Он усмехается и с набитым ртом спрашивает:
— А ты?
— Не хочу.
— Это же твоя курица.
— Она такая же моя, как и твоя, — говорю.
— Нет, — кусает. — Ее купили для тебя, а я съем.
— Пока не хочу есть, — говорю, — а захочу — купим. Деньги есть, — проверил в кармане, — ешь. — А я после конфеты мясо не хочу, — повторяю.
Дядя Эдик спустился к воде, моет жирные руки, еще жует:
— Когда я не хочу думать, что будет потом, я пью водку.
— Это твое дело, — говорю. — Я же тебе не запрещаю!
— Да ты и не можешь мне запретить, — возвращается; остатки еды положил в чемодан и закрыл его.
— Никто не может никому запретить, — объявляю. — И мне — ехать туда и обратно!
— Да, — говорит. — Ты это понимаешь, а они этого никак не могут понять.
— Они просто думают о себе, — говорю. — Они слишком много думают о себе, даже когда думают обо мне, и ты — тоже; все вы — все равно думаете о себе. Куда ты? — удивляюсь.
Дядя Эдик с чемоданом спускается к воде, плещет ею на засохшие круги от бутылки, трет пальцами, и вода скатывается с кожи крупными каплями на камни у берега. Потом поднимается и смотрит на часы, а вымытый бок чемодана блестит на солнце, как стеклянный.

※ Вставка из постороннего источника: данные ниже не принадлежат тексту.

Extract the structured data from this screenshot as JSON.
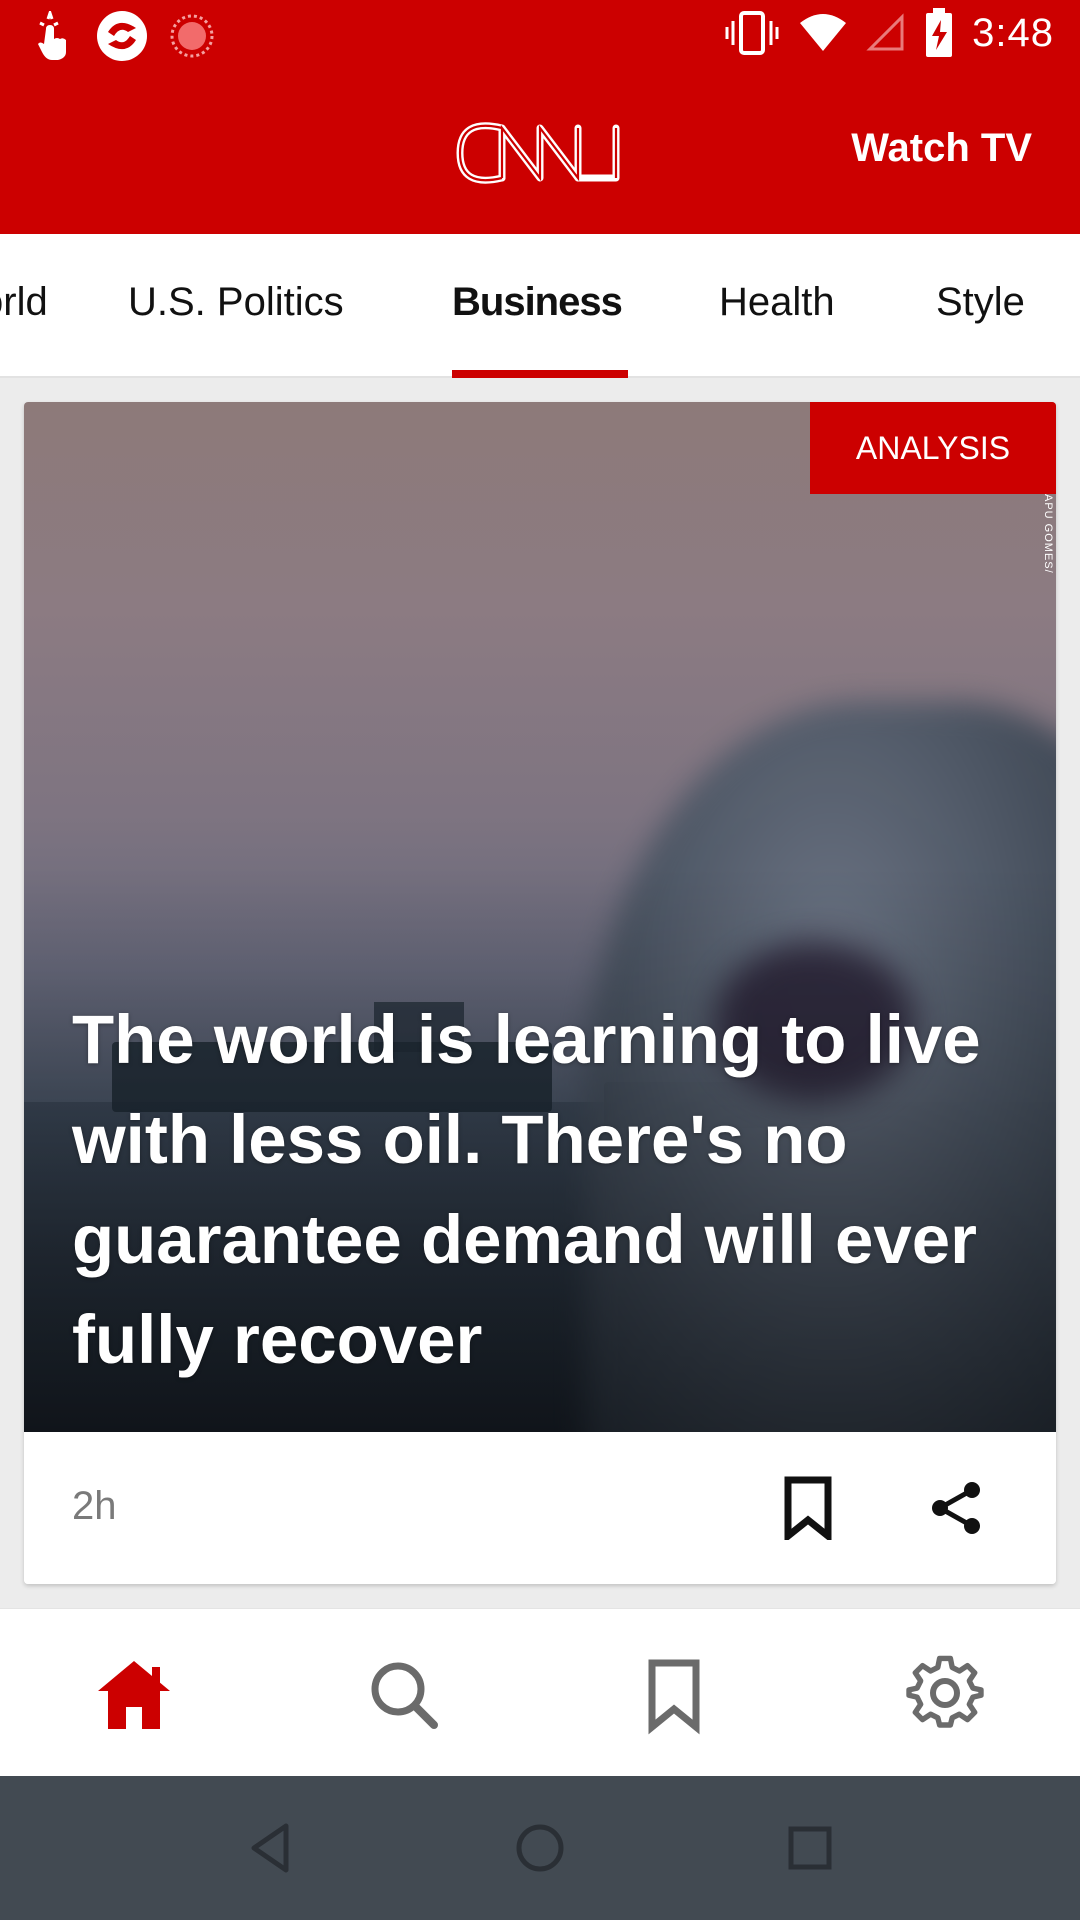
{
  "status_bar": {
    "time": "3:48",
    "left_icons": [
      "touch-icon",
      "app-icon",
      "record-icon"
    ],
    "right_icons": [
      "vibrate-icon",
      "wifi-icon",
      "cell-signal-icon",
      "battery-charging-icon"
    ]
  },
  "header": {
    "logo_text": "CNN",
    "watch_tv_label": "Watch TV"
  },
  "tabs": [
    {
      "label": "World"
    },
    {
      "label": "U.S. Politics"
    },
    {
      "label": "Business"
    },
    {
      "label": "Health"
    },
    {
      "label": "Style"
    }
  ],
  "active_tab": "Business",
  "card": {
    "badge": "ANALYSIS",
    "photo_credit": "APU GOMES/",
    "headline": "The world is learning to live with less oil. There's no guarantee demand will ever fully recover",
    "timestamp": "2h"
  },
  "bottom_nav": [
    {
      "name": "home",
      "icon": "home-icon"
    },
    {
      "name": "search",
      "icon": "search-icon"
    },
    {
      "name": "saved",
      "icon": "bookmark-icon"
    },
    {
      "name": "settings",
      "icon": "gear-icon"
    }
  ],
  "system_nav": [
    "back-icon",
    "home-circle-icon",
    "recents-icon"
  ],
  "colors": {
    "brand_red": "#cc0000",
    "nav_active": "#cc0000",
    "nav_inactive": "#6b6b6b",
    "system_nav_bg": "#424a52"
  }
}
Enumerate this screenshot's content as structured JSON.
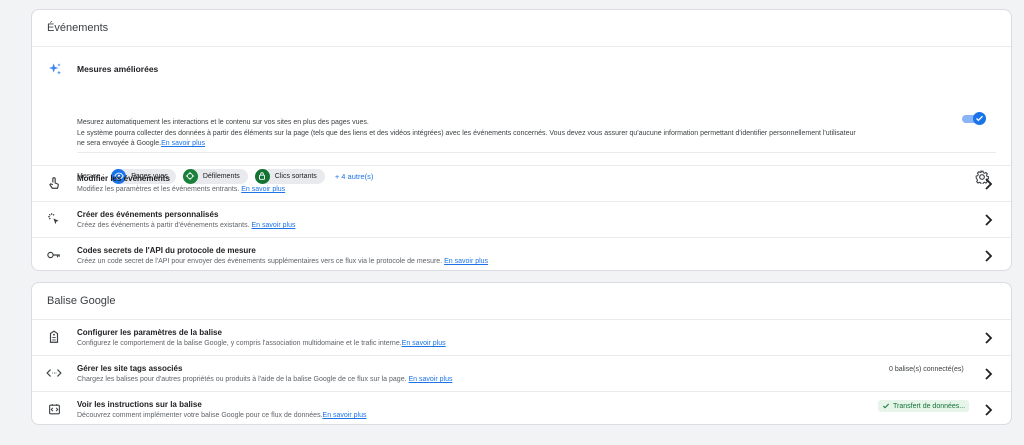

Переходим по мосту через реку. У перил нагнулся рыбак с удочкой. Дядя Эдик останавливается.
— Дай мне половить, — попросил.
— Пошли. — Я тяну его.
— Нет, Павлик, я хочу угостить тебя рыбой, — говорит заплетающимся языком. — Дай удочку, — продолжает.
— Пошли, — я говорю и сам иду — надеюсь, что дядя Эдик пойдет за мной, — иду по мосту один, но шагов сзади не слышу и, когда перешел на другую сторону речки, оглянулся: дядя все еще разговаривает с рыбаком — о чем, конечно, не разобрать; тогда я заорал: — Скорее! — и себе: — Как ты мне такой надоел!